Les universalistes racistes n’ont de cesse de dénoncer cette notion qui fonderait selon eux le retour de la race (parce qu’il y a « race » dans le mot) et qu’ils opposent systématiquement aux « blancs », notion qu’ils adorent utiliser entre guillemets.
Les racistes évidemment préfèrent les racisés divisés entre eux et selon les racismes. Qu’on ne confonde pas les victimes d’islamophobie qui n’existe pas, les victimes de racisme anti-Arabe qui n’existe plus vraiment, les victimes de racisme contre les noirs qui existe un peu mais pas sous formes de violence policière, les victimes du nouvel antisémitisme bien séparé de l’ancien antisémitisme.

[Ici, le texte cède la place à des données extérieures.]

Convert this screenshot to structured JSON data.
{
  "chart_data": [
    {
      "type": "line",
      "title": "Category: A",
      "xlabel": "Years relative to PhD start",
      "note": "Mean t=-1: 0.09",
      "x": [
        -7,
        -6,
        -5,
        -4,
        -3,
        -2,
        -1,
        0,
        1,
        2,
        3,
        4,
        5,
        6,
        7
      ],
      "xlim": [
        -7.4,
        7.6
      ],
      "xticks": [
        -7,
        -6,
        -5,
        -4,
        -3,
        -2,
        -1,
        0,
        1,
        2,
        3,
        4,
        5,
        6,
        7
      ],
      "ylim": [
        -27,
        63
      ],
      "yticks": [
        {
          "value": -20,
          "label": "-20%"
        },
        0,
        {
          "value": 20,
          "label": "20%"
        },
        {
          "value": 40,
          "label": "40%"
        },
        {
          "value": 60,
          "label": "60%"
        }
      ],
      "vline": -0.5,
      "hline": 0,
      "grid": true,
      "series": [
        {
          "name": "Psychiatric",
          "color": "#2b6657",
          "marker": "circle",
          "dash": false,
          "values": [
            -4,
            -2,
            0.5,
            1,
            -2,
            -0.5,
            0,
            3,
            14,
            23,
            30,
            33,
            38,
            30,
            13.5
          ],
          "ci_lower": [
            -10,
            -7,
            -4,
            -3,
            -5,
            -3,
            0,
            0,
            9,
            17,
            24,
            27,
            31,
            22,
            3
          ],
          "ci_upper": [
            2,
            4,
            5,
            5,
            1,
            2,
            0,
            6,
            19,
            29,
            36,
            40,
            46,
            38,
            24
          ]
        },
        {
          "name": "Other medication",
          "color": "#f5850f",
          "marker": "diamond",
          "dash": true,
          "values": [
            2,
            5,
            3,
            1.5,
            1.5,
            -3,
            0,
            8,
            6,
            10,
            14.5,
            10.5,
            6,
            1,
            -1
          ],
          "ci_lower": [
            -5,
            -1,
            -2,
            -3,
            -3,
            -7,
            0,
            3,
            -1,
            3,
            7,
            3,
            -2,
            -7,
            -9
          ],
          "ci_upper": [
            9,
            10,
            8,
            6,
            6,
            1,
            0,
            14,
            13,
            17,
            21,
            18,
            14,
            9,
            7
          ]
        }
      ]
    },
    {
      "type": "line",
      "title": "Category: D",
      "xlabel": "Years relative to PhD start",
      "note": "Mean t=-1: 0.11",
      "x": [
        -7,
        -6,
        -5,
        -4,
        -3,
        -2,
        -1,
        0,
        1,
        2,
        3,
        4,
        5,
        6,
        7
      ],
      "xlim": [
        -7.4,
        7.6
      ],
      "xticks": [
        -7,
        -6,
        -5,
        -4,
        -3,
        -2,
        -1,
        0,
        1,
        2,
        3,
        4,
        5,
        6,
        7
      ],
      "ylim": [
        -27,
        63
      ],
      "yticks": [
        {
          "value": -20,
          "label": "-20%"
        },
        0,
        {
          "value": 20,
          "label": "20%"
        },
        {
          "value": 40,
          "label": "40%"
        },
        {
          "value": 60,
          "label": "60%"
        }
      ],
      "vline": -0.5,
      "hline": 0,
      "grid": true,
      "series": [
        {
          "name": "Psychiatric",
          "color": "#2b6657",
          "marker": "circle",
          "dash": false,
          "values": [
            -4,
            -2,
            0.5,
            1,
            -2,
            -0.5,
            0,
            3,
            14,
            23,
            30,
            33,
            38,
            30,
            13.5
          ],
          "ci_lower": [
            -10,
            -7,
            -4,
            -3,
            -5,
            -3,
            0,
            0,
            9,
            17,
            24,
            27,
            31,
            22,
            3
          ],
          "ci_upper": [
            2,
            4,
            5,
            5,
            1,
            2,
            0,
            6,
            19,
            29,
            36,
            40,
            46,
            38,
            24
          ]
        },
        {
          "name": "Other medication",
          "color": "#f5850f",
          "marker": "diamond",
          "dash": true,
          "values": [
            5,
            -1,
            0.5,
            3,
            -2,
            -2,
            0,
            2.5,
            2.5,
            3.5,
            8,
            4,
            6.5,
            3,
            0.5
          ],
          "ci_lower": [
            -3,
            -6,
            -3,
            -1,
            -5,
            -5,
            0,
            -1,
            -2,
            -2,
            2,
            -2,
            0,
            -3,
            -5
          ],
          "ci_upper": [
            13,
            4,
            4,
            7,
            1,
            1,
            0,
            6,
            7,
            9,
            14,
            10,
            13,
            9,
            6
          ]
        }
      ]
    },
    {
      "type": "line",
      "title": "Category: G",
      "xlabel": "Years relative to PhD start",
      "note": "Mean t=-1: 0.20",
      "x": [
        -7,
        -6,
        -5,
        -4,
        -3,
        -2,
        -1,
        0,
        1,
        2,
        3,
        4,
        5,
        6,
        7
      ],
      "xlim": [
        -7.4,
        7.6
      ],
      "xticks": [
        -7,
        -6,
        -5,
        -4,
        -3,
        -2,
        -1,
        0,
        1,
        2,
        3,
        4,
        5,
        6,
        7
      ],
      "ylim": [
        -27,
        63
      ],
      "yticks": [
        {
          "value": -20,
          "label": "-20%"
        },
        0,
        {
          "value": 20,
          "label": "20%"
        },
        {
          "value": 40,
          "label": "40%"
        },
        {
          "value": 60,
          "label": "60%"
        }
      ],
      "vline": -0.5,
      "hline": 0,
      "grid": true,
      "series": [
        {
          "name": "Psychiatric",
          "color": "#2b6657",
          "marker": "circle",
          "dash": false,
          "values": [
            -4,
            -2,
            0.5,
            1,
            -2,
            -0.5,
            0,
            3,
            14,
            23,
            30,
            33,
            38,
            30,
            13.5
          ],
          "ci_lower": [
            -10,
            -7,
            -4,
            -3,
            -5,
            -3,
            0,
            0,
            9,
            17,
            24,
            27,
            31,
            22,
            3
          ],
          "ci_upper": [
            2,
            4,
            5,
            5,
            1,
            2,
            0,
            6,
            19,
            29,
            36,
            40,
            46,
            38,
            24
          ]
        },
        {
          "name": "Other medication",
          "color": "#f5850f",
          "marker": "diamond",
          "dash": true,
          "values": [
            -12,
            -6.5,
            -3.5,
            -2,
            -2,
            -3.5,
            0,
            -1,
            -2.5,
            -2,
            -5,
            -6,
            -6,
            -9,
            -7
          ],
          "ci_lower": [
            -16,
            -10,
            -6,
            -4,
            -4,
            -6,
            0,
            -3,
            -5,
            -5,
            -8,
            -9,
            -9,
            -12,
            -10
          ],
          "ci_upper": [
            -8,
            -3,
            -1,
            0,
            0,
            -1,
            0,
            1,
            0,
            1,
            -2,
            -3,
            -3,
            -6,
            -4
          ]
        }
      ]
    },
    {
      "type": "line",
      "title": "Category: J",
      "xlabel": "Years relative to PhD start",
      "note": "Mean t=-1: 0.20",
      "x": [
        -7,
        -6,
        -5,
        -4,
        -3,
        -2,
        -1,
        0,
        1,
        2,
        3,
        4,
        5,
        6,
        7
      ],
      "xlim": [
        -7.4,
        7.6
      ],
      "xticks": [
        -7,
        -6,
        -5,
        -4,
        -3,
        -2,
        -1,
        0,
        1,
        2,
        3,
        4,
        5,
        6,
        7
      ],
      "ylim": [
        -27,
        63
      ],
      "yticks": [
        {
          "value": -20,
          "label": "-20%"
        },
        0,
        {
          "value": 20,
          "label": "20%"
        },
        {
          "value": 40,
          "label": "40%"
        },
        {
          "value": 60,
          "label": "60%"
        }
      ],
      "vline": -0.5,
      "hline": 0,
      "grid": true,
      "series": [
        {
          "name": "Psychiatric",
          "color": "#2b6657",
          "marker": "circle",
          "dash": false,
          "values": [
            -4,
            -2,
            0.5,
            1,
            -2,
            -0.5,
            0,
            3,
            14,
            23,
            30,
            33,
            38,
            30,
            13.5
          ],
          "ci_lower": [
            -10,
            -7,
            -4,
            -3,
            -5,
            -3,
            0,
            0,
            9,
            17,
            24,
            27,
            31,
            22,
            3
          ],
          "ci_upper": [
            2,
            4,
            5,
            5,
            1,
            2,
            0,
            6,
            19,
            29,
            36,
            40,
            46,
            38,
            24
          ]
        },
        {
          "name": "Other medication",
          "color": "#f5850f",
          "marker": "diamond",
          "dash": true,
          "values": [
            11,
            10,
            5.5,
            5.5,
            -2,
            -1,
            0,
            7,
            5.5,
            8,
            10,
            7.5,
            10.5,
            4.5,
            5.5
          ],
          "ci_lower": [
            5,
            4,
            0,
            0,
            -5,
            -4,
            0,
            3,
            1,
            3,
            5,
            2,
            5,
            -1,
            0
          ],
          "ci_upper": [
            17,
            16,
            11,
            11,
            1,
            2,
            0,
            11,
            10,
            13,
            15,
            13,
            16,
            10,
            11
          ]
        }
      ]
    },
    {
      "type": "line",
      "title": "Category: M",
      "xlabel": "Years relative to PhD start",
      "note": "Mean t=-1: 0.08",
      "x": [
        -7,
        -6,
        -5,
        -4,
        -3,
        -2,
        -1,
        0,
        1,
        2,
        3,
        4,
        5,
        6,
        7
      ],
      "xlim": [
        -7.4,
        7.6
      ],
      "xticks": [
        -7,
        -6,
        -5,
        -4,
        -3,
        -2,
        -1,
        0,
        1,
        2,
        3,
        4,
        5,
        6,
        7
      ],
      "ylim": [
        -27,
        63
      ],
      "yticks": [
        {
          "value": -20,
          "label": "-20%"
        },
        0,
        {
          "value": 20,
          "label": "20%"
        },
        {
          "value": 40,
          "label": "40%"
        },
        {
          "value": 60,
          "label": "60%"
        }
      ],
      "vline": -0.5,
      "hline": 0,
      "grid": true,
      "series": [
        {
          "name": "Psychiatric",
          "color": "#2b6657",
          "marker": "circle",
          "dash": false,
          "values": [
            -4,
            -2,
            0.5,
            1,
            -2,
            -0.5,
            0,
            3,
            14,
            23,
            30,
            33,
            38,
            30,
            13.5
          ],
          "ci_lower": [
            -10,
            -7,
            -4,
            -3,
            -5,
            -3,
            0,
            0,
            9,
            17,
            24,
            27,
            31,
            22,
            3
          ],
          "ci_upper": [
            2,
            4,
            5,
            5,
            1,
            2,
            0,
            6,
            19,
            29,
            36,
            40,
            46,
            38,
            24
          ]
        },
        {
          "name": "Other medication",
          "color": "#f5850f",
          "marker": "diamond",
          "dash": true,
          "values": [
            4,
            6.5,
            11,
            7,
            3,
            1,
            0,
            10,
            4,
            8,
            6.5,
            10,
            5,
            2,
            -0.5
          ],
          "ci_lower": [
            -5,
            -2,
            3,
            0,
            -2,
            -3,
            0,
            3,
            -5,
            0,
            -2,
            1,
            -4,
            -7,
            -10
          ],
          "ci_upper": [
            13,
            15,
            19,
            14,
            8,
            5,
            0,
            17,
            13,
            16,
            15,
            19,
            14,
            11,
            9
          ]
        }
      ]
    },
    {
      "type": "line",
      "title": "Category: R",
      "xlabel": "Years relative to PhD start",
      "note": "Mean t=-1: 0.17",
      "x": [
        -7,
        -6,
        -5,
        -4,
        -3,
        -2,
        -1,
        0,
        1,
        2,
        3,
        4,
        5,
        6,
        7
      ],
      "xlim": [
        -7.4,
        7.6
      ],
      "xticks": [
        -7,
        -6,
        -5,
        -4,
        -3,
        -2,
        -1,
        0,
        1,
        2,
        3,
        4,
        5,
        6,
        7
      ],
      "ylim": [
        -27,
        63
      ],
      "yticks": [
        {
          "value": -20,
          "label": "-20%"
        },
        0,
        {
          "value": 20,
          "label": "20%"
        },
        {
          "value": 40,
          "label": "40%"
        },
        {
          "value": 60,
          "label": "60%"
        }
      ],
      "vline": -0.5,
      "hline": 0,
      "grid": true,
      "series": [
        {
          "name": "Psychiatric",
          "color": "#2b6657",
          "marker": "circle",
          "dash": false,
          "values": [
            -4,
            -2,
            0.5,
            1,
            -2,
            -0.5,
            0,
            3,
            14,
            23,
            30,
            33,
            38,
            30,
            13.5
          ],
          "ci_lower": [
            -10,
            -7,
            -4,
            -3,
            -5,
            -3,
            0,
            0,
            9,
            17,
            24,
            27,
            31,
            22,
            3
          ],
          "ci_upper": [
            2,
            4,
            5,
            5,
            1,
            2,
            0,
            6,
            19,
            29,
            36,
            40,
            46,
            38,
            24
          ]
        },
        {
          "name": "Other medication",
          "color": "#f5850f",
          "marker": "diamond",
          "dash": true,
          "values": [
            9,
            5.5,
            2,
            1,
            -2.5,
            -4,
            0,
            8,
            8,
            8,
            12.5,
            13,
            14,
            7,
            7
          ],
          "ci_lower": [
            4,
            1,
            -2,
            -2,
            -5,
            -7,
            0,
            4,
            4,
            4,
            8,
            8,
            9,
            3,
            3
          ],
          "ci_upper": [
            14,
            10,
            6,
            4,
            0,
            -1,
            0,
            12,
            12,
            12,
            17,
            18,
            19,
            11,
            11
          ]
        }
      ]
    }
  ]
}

Les racistes préfèrent aussi que leurs victimes restent des victimes. Le problème de la notion de « racisé » est qu’elle fait un peu trop disparaître l’élément « victime ». Il faut continuer de se dire « victime de discrimination » ou « victime de racisme » (ce qui permet de glisser “victime de racisme anti-blanc” à coté des autres) mais pas « racisé », beaucoup trop vague et universaliste. « Un nuancier serait nécessaire pour mesurer le degré de “racisation” ? » demande moitié ironique Naem Bestandji, qui ne comprend pas l’intérêt d’une notion un peu trop universaliste qui oublie de mesurer les degrés. Il n’est pas le seul et il existe évidemment aussi à gauche des gens qui, comme Bestandji, regrettent qu’on ne puisse pas mesurer le pourcentage de racisation d’un individu ou d’un collectif. Mais la notion de « racisé » toute seule ne le permet pas.
C’est pour les racistes une horrible appropriation culturelle de l’universalisme par des catégories de population qui n’avaient pas à s’en saisir par elles-mêmes. Pour eux l’universalisme doit être accordé à condition d’avoir prêté allégeance à ce qu’ils continuent d’appeler la République, certainement pas se traduire dans des notions qui fondent des unions contre l’oppression.
Mais pour eux l’universalisme n’a rien d’universel. Il est un suprémacisme blanc qu’il faut défendre contre des hordes de racisés venus menacer les cultures et traditions française en réclamant l’égalité avec des notions étrangères.